Oystercatcher (Variable) Haematopus unicolor
- Last edited 3 years ago by Maintenance script
Species: H. unicolor
Binomial name: Haematopus unicolor
Common name: Variable Oystercatcher, Toreapango, Red bills. Oyster Catcher.
The Haematopus unicolor is a species of wading bird which is endemic to New Zealand. They are also known as 'red bills'."Variable" refers to the frontal plumage, which ranges from pied through mottled to all black. They are polymorphic meaning they have different genetic variants. Blacker birds are more common in the south. All Stewart Island variable oystercatchers are black. They have pink legs, an orange eye ring and red beaks. They are often seen in pairs on the coast all around New Zealand.
During breeding, the pair will defend their territory, sometimes aggressively. Once mated pairs rarely divorce. After breeding they may be seen within flocks, or on the edges of flocks, of black and white South Island Pied Oystercatcher (SIPO) which also have vivid orange beaks. After breeding they may even form small flocks of their own.
Males are around 678 grams and females slightly larger at around 724 grams. Variables can be identified as they are slightly larger than the SIPO - SIPO are around 550 grams. Occasionally totally black but if they are pied (black and white) they can be easily confused with SIPO. The variable species has less definition between the black and the white area, as well as a mottled band on the leading edges of the underwing. Variables also have a smaller white rump patch which is only a band across the base of the tail rather than a wide wedge shape reaching up to the middle of the back as in the SIPO. When mottled they are sometimes called 'smudgies'.
They are noisy and talkative birds, feeding on molluscs, crabs and marine worms. After heavy rain, they sometimes go inland in search of earthworms. They can open a shellfish by either hammering a hole in it or getting the bill between the two shells (of a bivalve) and twisting them apart.

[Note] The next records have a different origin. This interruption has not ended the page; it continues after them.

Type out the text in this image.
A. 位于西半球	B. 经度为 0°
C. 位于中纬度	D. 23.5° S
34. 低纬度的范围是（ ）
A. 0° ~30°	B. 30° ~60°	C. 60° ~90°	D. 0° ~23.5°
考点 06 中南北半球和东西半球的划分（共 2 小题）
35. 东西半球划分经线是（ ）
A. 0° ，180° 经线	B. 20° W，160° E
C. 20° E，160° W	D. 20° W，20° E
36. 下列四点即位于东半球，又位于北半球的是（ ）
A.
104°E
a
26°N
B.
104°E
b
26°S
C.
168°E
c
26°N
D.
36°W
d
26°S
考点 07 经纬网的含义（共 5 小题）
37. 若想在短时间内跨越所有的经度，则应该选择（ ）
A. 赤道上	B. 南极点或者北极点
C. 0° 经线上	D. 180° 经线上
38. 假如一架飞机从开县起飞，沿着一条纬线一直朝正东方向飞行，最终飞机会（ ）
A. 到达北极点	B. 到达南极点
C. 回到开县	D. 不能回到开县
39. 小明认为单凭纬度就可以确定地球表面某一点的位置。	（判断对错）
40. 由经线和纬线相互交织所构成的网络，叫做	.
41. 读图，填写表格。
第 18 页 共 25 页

They breed in North Island, South Island, Stewart Island, and the Chatham Islands. They do not breed inland or beside rivers although the SIPO does. They nest on the shore between rocks or on sand dunes by making a scrape out of the sand or shingle, sometimes lined with some seaweed. When in flight they make a high pitched 'kleep kleep' sound. They usually lay 2-3 eggs but they can lay up to 5. The eggs are typically stone coloured with small brown patches all over. Eggs hatch in 25–32 days. Chicks are well camouflaged by their colour and can fly in about 6 weeks. The bird lives up to about 27 years.
Bird with variable frontal plumage. Photographed on the mud flats at Tongaporutu's river mouth. (North Taranaki).